Polyvalent diazonium polymers provide efficient protection of oncolytic adenovirus Enadenotucirev from neutralising antibodies while maintaining biological activity in vitro and in vivo
Nora Francini, Daniel Cochrane, Sam Illingworth, Laura Purdie, Giuseppe Mantovani, Kerry Fisher, Leonard W. Seymour, Sebastian G. Spain* and Cameron Alexander; Bioconjugate Chem., 2019, Just Accepted Manuscript, 10.1021/acs.bioconjchem.9b00189. [DOI]

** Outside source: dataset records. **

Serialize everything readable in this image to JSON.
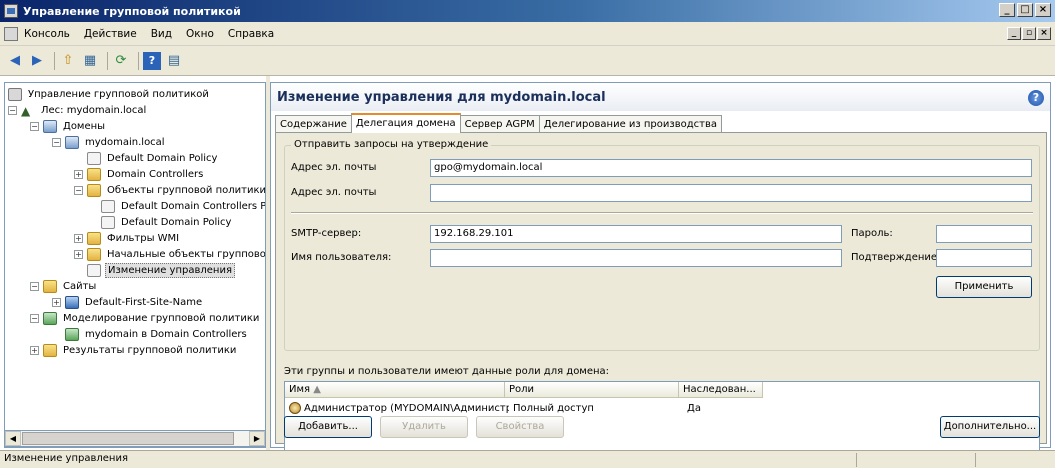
{
  "window": {
    "title": "Управление групповой политикой",
    "controls": [
      "_",
      "□",
      "×"
    ]
  },
  "menu": {
    "items": [
      "Консоль",
      "Действие",
      "Вид",
      "Окно",
      "Справка"
    ],
    "mdi_controls": [
      "_",
      "▫",
      "×"
    ]
  },
  "toolbar": {
    "icons": [
      "back-icon",
      "forward-icon",
      "up-folder-icon",
      "show-hide-tree-icon",
      "refresh-icon",
      "help-icon",
      "properties-icon"
    ],
    "glyphs": [
      "◀",
      "▶",
      "⇧",
      "▦",
      "⟳",
      "?",
      "▤"
    ]
  },
  "tree": {
    "root": "Управление групповой политикой",
    "forest": "Лес: mydomain.local",
    "domains": "Домены",
    "domain": "mydomain.local",
    "default_domain_policy": "Default Domain Policy",
    "domain_controllers": "Domain Controllers",
    "gpo_objects": "Объекты групповой политики",
    "default_dc_policy": "Default Domain Controllers Policy",
    "default_domain_policy_2": "Default Domain Policy",
    "wmi_filters": "Фильтры WMI",
    "starter_gpos": "Начальные объекты групповой пол",
    "change_control": "Изменение управления",
    "sites": "Сайты",
    "default_site": "Default-First-Site-Name",
    "modeling": "Моделирование групповой политики",
    "modeling_item": "mydomain в Domain Controllers",
    "results": "Результаты групповой политики"
  },
  "right": {
    "title": "Изменение управления для mydomain.local",
    "tabs": [
      "Содержание",
      "Делегация домена",
      "Сервер AGPM",
      "Делегирование из производства"
    ],
    "active_tab_index": 1,
    "group_title": "Отправить запросы на утверждение",
    "from_label": "Адрес эл. почты",
    "from_value": "gpo@mydomain.local",
    "to_label": "Адрес эл. почты",
    "to_value": "",
    "smtp_label": "SMTP-сервер:",
    "smtp_value": "192.168.29.101",
    "user_label": "Имя пользователя:",
    "user_value": "",
    "password_label": "Пароль:",
    "password_value": "",
    "confirm_label": "Подтверждение:",
    "confirm_value": "",
    "apply_button": "Применить",
    "roles_label": "Эти группы и пользователи имеют данные роли для домена:",
    "columns": [
      "Имя",
      "Роли",
      "Наследован..."
    ],
    "rows": [
      {
        "name": "Администратор (MYDOMAIN\\Администр...",
        "role": "Полный доступ",
        "inherited": "Да"
      }
    ],
    "add_button": "Добавить...",
    "remove_button": "Удалить",
    "properties_button": "Свойства",
    "advanced_button": "Дополнительно..."
  },
  "statusbar": {
    "text": "Изменение управления"
  }
}
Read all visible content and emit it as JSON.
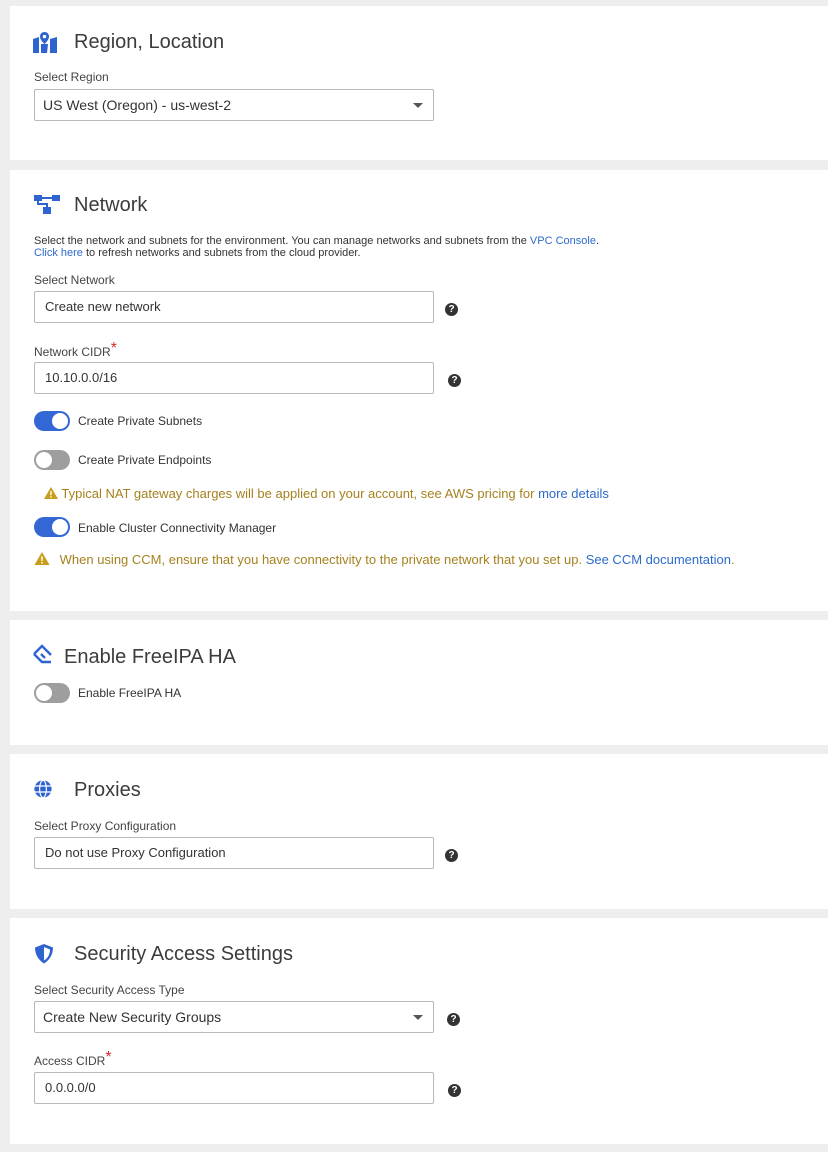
{
  "region": {
    "title": "Region, Location",
    "select_label": "Select Region",
    "select_value": "US West (Oregon) - us-west-2"
  },
  "network": {
    "title": "Network",
    "description_prefix": "Select the network and subnets for the environment. You can manage networks and subnets from the ",
    "vpc_link": "VPC Console",
    "description_period": ".",
    "click_here": "Click here",
    "refresh_text": " to refresh networks and subnets from the cloud provider.",
    "select_network_label": "Select Network",
    "select_network_value": "Create new network",
    "cidr_label": "Network CIDR",
    "required_mark": "*",
    "cidr_value": "10.10.0.0/16",
    "toggle_private_subnets": "Create Private Subnets",
    "toggle_private_endpoints": "Create Private Endpoints",
    "nat_warning": "Typical NAT gateway charges will be applied on your account, see AWS pricing for ",
    "nat_link": "more details",
    "toggle_ccm": "Enable Cluster Connectivity Manager",
    "ccm_warning": "When using CCM, ensure that you have connectivity to the private network that you set up. ",
    "ccm_link": "See CCM documentation",
    "ccm_period": "."
  },
  "freeipa": {
    "title": "Enable FreeIPA HA",
    "toggle_label": "Enable FreeIPA HA"
  },
  "proxies": {
    "title": "Proxies",
    "select_label": "Select Proxy Configuration",
    "select_value": "Do not use Proxy Configuration"
  },
  "security": {
    "title": "Security Access Settings",
    "type_label": "Select Security Access Type",
    "type_value": "Create New Security Groups",
    "cidr_label": "Access CIDR",
    "required_mark": "*",
    "cidr_value": "0.0.0.0/0"
  },
  "help_glyph": "?",
  "warning_glyph": "!",
  "toggles": {
    "private_subnets": true,
    "private_endpoints": false,
    "ccm": true,
    "freeipa_ha": false
  },
  "colors": {
    "accent": "#3367d6",
    "link": "#2d6acc",
    "warning_text": "#a5811e",
    "warning_icon": "#c89d1c",
    "required": "#d32f2f",
    "icon_blue": "#2f64d0"
  },
  "icons": {
    "region": "map-marker-icon",
    "network": "network-topology-icon",
    "freeipa": "diamond-tag-icon",
    "proxies": "globe-icon",
    "security": "shield-icon",
    "help": "question-circle-icon",
    "warning": "warning-triangle-icon",
    "caret": "chevron-down-icon"
  }
}
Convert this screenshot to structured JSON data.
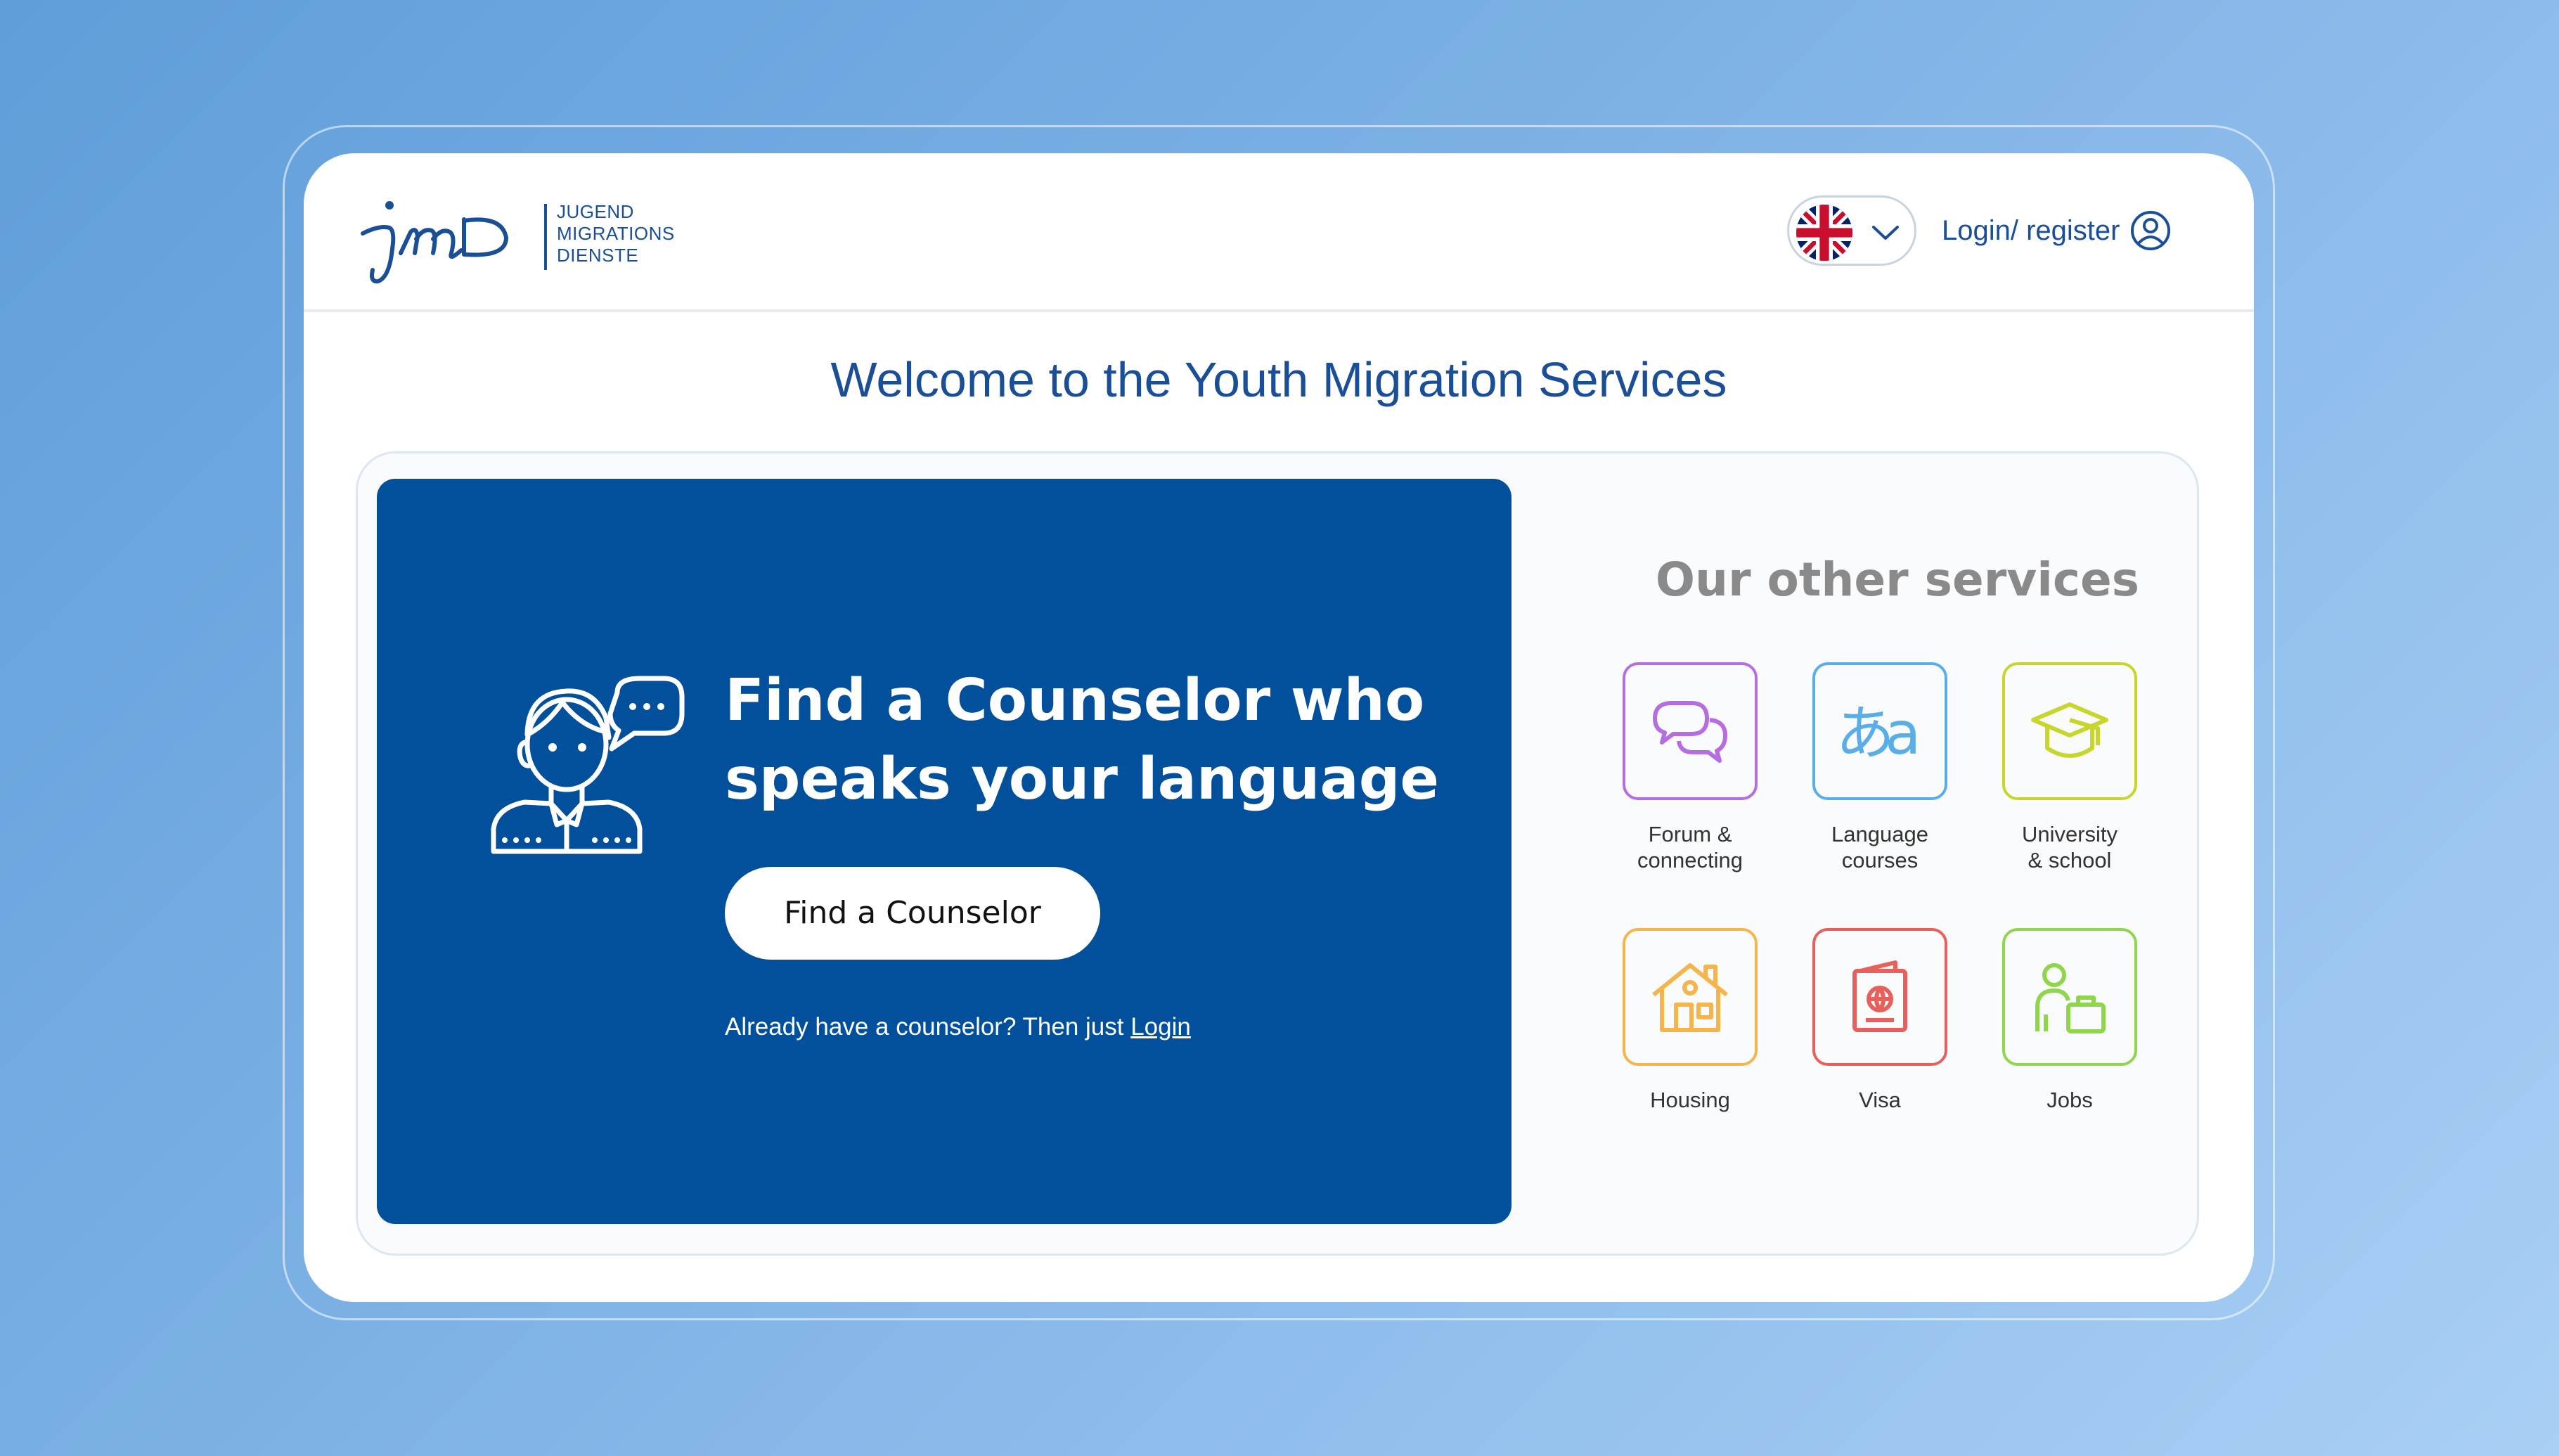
{
  "header": {
    "logo_mark": "jmd",
    "logo_lines": [
      "JUGEND",
      "MIGRATIONS",
      "DIENSTE"
    ],
    "language": {
      "selected": "English",
      "flag_icon": "uk-flag-icon"
    },
    "login_label": "Login/ register"
  },
  "page": {
    "title": "Welcome to the Youth Migration Services"
  },
  "hero": {
    "title_line1": "Find a Counselor who",
    "title_line2": "speaks your language",
    "button_label": "Find a Counselor",
    "note_text": "Already have a counselor? Then just ",
    "note_link": "Login"
  },
  "services": {
    "title": "Our other services",
    "items": [
      {
        "line1": "Forum &",
        "line2": "connecting",
        "icon": "chat-bubbles-icon",
        "color": "#b56ee0"
      },
      {
        "line1": "Language",
        "line2": "courses",
        "icon": "language-icon",
        "color": "#5aaee8"
      },
      {
        "line1": "University",
        "line2": "& school",
        "icon": "graduation-cap-icon",
        "color": "#c6d62a"
      },
      {
        "line1": "Housing",
        "line2": "",
        "icon": "house-icon",
        "color": "#f5b54a"
      },
      {
        "line1": "Visa",
        "line2": "",
        "icon": "passport-icon",
        "color": "#e8605c"
      },
      {
        "line1": "Jobs",
        "line2": "",
        "icon": "worker-briefcase-icon",
        "color": "#8fd64a"
      }
    ]
  },
  "colors": {
    "brand_blue": "#1a4f98",
    "hero_blue": "#02509b",
    "background_gradient_start": "#5f9ed9",
    "background_gradient_end": "#a9cff4"
  }
}
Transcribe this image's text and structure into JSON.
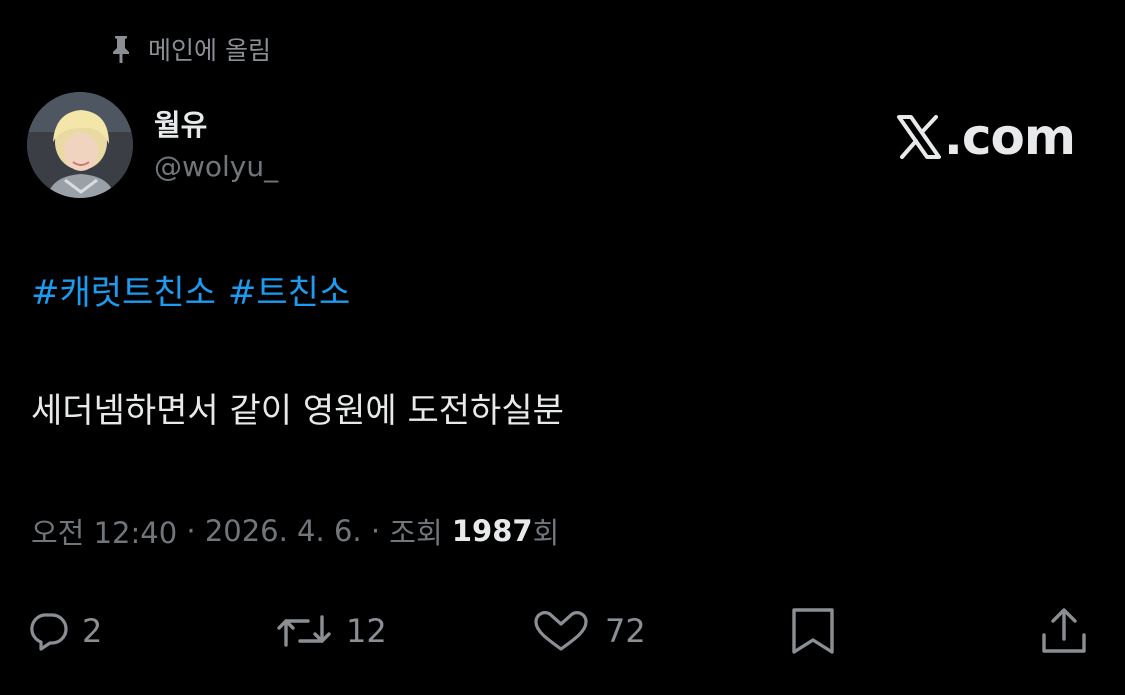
{
  "pinned": {
    "label": "메인에 올림",
    "icon": "pin-icon"
  },
  "user": {
    "name": "월유",
    "handle": "@wolyu_",
    "avatar": "avatar-photo"
  },
  "brand": {
    "logo_icon": "x-logo-icon",
    "text": ".com"
  },
  "post": {
    "hashtags": [
      "#캐럿트친소",
      "#트친소"
    ],
    "text": "세더넴하면서 같이 영원에 도전하실분",
    "hashtag_color": "#1d9bf0"
  },
  "meta": {
    "time": "오전 12:40",
    "separator1": " · ",
    "date": "2026. 4. 6.",
    "separator2": " · ",
    "views_prefix": "조회 ",
    "views_count": "1987",
    "views_suffix": "회"
  },
  "actions": {
    "reply": {
      "icon": "reply-icon",
      "count": "2"
    },
    "repost": {
      "icon": "repost-icon",
      "count": "12"
    },
    "like": {
      "icon": "heart-icon",
      "count": "72"
    },
    "bookmark": {
      "icon": "bookmark-icon"
    },
    "share": {
      "icon": "share-icon"
    }
  },
  "colors": {
    "background": "#000000",
    "text_primary": "#e7e9ea",
    "text_secondary": "#71767b",
    "accent": "#1d9bf0"
  }
}
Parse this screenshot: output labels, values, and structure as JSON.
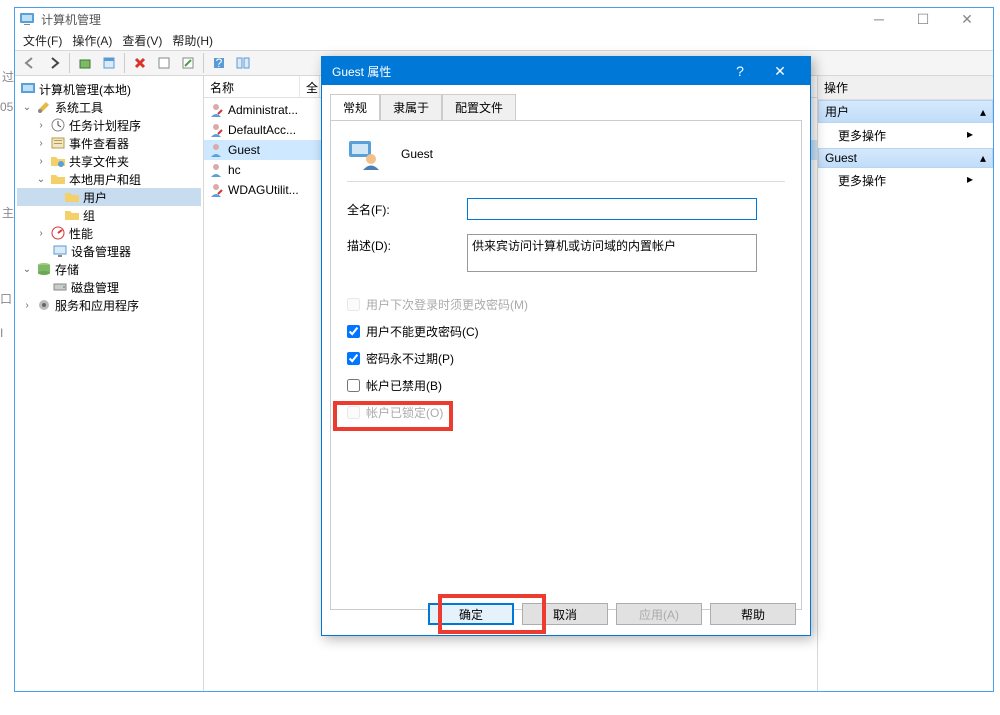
{
  "main_window": {
    "title": "计算机管理",
    "menus": [
      "文件(F)",
      "操作(A)",
      "查看(V)",
      "帮助(H)"
    ]
  },
  "tree": {
    "root": "计算机管理(本地)",
    "system_tools": "系统工具",
    "task_scheduler": "任务计划程序",
    "event_viewer": "事件查看器",
    "shared_folders": "共享文件夹",
    "local_users": "本地用户和组",
    "users": "用户",
    "groups": "组",
    "performance": "性能",
    "device_manager": "设备管理器",
    "storage": "存储",
    "disk_mgmt": "磁盘管理",
    "services": "服务和应用程序"
  },
  "list": {
    "col_name": "名称",
    "col_full": "全",
    "rows": [
      "Administrat...",
      "DefaultAcc...",
      "Guest",
      "hc",
      "WDAGUtilit..."
    ]
  },
  "actions": {
    "title": "操作",
    "group_user": "用户",
    "group_guest": "Guest",
    "more": "更多操作"
  },
  "dialog": {
    "title": "Guest 属性",
    "tabs": [
      "常规",
      "隶属于",
      "配置文件"
    ],
    "username": "Guest",
    "full_name_label": "全名(F):",
    "full_name_value": "",
    "desc_label": "描述(D):",
    "desc_value": "供来宾访问计算机或访问域的内置帐户",
    "chk_mustchange": "用户下次登录时须更改密码(M)",
    "chk_cannotchange": "用户不能更改密码(C)",
    "chk_neverexpire": "密码永不过期(P)",
    "chk_disabled": "帐户已禁用(B)",
    "chk_locked": "帐户已锁定(O)",
    "btn_ok": "确定",
    "btn_cancel": "取消",
    "btn_apply": "应用(A)",
    "btn_help": "帮助"
  }
}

Oncolytic viruses offer many advantages for cancer therapy when administered directly to confined solid tumors. However, the systemic delivery of these viruses is problematic due to host immune response, undesired interactions with blood components and inherent targeting to the liver. Efficacy of systemically administered viruses has been improved by masking viral surface proteins with polymeric materials, through modulation of viral pharmacokinetic profile and accumulation in tumors in vivo. Here we describe a new class of polyvalent reactive based upon poly(N-(2-hydroxypropyl)methacrylamide) (polyHPMA) with diazonium reactive groups and their application in the modification of the chimeric oncolytic virus Enadenotucirev (EnAd). A series of six reactive copolymers with different chain lengths and density of reactive groups was synthesised and used to coat EnAd. Polymer coating was found to be extremely efficient with concentrations as low as 1 mg/mL resulting in complete (>99%) ablation of neutralising antibody binding. Coating efficiency was found to be dependent on both chain length and reactive group density. Coated viruses were found to have reduced transfection activity both in vitro and in vivo with greater protection against neutralising antibodies resulting in lower transgene production. However, in the presence of neutralising antibodies some in vivo transgene expression was maintained for coated virus compared to the uncoated control. Reduction in transgene expression was found to not be solely due to reduced cellular uptake but due to reducing unpackaging of the virus within the cells and reducing replication indicating that polymer coating does not cause permanent inactivation of the virus. These data suggest that virus activity may be modulated by appropriate design of coating polymers while retaining protection against neutralising antibodies.